Los riesgos geopolíticos se enfocan en las tensiones entre Japón y China. Mientras que el conflicto entre Irán e Israel no ha dejado de existir, éste se ha desarrollado de manera muy diferente vis-a-vis la guerra abierta que muchos analistas predecían para finales del 2012. En este contexto, parece que la ONU se inclina ahora a tratar la posibilidad de que Irán tenga armas nucleares como lo hizo con Corea del Norte, es decir, permitiendo que Irán tenga las armas hasta cierto punto y volverse el administrador del conflicto, más que prohibirles tenerlas. No obstante, a pesar de que éste podría ser un nuevo mundo en términos de la relación Irán-ONU-Israel, la atención de los inversionistas ha cambiado ahora a las tensiones entre Japón y China, en los que nadie todavía está previendo una guerra, dado que el componente de creencias religiosas extremistas no está presente, aunque las pérdidas económicas potenciales son impensables, dado que China y Japón son la segunda y la tercera economía más grande del mundo.

México, Colombia, Perú y Chile están entre los principales destinos de la inversión, tanto en portafolio como directa, hacia mercados emergentes. Brasil ha sido el destino principal de dichos flujos en los últimos años. No obstante, esta situación ha cambiado, en nuestra opinión, como resultado de una pérdida de competitividad, a raíz de una apreciación considerable del tipo de cambio real así como la falta de reformas estructurales. Mientras que no somos tan pesimistas sobre la economía brasileña en el futuro—dado que pensamos que las restricciones fiscales así como las políticas económicas recientemente implementadas le darán a Brasil un empuje en el mediano plazo—coincidimos con la opinión que percibimos de los inversionistas en que Chile, Colombia, Perú y México darán una mejor mezcla de riesgo-rendimiento a nivel global, con un gran potencial de crecimiento. En este contexto, México ofrece una gran población joven con un considerable potencial de movilidad social, si las reformas estructurales se aprueban pronto, lo que lo hace un escenario atractivo para la inversión extranjera directa. Adicionalmente, los mercados financieros en México son muy líquidos y profundos, y las autoridades no han impuesto ninguna medida para controlar el tránsito de capitales.

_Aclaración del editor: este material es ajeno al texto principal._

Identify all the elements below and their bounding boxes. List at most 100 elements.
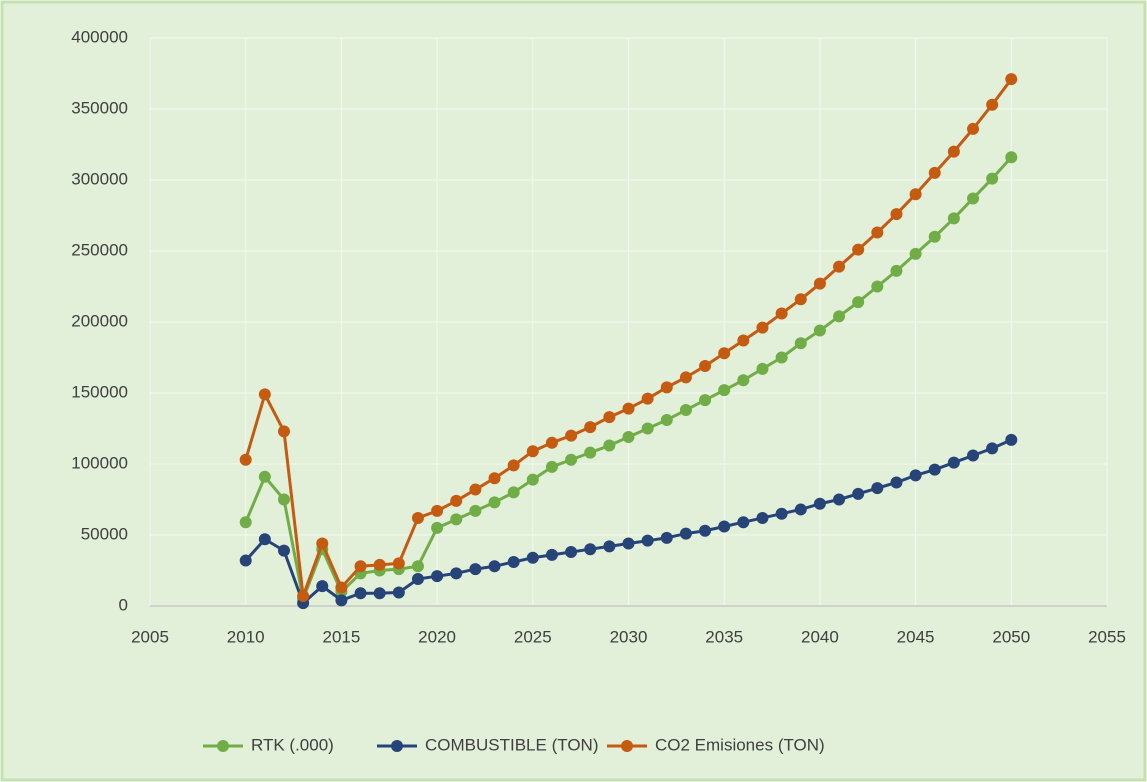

Percibimos que los principales riesgos al crecimiento y a la estabilidad financiera están en la situación fiscal en Estados Unidos. Aunque la situación fiscal en Estados Unidos—en la que el Congreso tiene que llegar a un acuerdo en lo que respecta a los recortes automáticos al gasto que entran en vigor en marzo; los presupuestos para 2013 y 2014 (27 de marzo y 15 de abril); el techo de endeudamiento (19 de mayo) y la serie de políticas que pudieran hacer sustentables los temas antes mencionados—no tiene la misma probabilidad de fallar que los problemas que la Eurozona tuvo el año pasado. No obstante, los líderes globales están de acuerdo en que estos temas se arreglarán y que existe mucho espacio para mejorar en 2013.